Ever since July 29th, three days after Hastenbeck, Pitt had been in Office again; such the bombardment by Corporation-Boxes and Events impinging on Britannic Majesty: but not till now, as I fancy, had Pitt's way, in regard to those German matters, been clear to him. The question of a German Army, if you must, have a No-General at the top of it, might well be problematical to Pitt. To equip your strong fighting man, and send him on your errand, regardless of expense; and, by way of preliminary, cut the head off him, before saying "Good-speed to you, strong man!" But with a General, Pitt sees that it can be different; that perhaps "America can be conquered in Germany," and that, with a Britannic Majesty so disposed, there is no other way of trying it.

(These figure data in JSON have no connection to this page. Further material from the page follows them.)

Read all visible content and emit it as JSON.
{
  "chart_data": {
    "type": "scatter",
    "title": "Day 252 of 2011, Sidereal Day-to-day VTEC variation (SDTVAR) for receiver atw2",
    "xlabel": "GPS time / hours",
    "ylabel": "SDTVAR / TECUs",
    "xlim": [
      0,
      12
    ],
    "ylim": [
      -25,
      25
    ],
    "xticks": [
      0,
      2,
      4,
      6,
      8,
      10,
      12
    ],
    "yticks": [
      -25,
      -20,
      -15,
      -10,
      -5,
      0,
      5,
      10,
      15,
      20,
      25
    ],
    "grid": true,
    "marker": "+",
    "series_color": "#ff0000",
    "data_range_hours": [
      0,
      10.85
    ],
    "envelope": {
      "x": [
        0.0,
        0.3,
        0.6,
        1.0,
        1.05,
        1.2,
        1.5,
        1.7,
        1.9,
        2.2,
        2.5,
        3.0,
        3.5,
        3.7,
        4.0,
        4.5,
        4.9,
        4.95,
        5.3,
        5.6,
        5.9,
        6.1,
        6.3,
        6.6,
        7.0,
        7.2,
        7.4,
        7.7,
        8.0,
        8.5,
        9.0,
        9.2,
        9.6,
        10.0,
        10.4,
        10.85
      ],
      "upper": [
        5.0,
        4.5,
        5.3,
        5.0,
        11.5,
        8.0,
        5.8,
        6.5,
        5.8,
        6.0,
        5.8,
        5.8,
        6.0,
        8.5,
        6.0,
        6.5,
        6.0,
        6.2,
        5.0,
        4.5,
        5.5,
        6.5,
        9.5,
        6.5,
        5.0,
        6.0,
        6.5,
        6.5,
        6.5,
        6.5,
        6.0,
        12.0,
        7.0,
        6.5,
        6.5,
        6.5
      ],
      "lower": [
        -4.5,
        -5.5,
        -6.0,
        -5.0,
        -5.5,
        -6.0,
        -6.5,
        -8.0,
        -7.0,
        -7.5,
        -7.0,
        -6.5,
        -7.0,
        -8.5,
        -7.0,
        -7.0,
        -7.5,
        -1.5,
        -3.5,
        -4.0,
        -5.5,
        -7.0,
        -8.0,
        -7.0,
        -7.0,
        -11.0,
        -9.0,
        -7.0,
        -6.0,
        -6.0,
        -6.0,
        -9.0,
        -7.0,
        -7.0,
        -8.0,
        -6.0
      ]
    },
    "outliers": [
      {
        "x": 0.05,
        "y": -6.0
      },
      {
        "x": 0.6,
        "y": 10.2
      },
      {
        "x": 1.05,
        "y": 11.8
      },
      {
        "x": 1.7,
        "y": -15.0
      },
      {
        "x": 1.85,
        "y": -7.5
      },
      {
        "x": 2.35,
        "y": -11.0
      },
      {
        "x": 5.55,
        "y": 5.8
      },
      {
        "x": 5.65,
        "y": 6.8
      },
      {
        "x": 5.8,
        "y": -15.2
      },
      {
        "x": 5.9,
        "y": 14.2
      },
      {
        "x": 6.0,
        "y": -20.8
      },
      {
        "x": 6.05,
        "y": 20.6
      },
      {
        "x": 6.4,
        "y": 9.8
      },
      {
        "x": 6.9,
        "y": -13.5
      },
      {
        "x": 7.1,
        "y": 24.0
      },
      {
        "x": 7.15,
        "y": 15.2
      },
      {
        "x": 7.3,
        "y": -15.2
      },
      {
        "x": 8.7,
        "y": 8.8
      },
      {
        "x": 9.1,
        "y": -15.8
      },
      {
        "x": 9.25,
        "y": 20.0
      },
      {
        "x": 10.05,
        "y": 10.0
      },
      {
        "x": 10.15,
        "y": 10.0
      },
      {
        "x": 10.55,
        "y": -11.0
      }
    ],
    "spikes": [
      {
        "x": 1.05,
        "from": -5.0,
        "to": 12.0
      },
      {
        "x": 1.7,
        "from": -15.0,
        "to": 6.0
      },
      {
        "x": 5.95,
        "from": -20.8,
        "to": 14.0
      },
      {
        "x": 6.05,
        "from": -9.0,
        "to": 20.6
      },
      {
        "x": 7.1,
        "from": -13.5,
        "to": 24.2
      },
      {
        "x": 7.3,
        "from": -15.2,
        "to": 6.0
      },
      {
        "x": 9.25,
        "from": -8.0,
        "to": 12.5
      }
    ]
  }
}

To this course Pitt stands henceforth, heedless of the gazetteer cackle, "Hah, our Pitt too become German, after all his talking!"—like a seventy-four under full sail, with sea, wind, pilot all of one mind, and only certain water-fowl objecting. And is King of England for the next Four Years; the one King poor England has had this long while;—his hand felt shortly at the ends of the Earth. And proves such a blessing to Friedrich, among others, as nothing else in this War; pretty much his one blessing, little as he expected it. Before long, Excellency Mitchell begins consulting about a General,—and Friedrich dimly sees better things in the distance, and that Kloster-Zeven had not been the misfortune he imagined, but only "The darkest hour," which, it is said, lies "nearest to the dawn."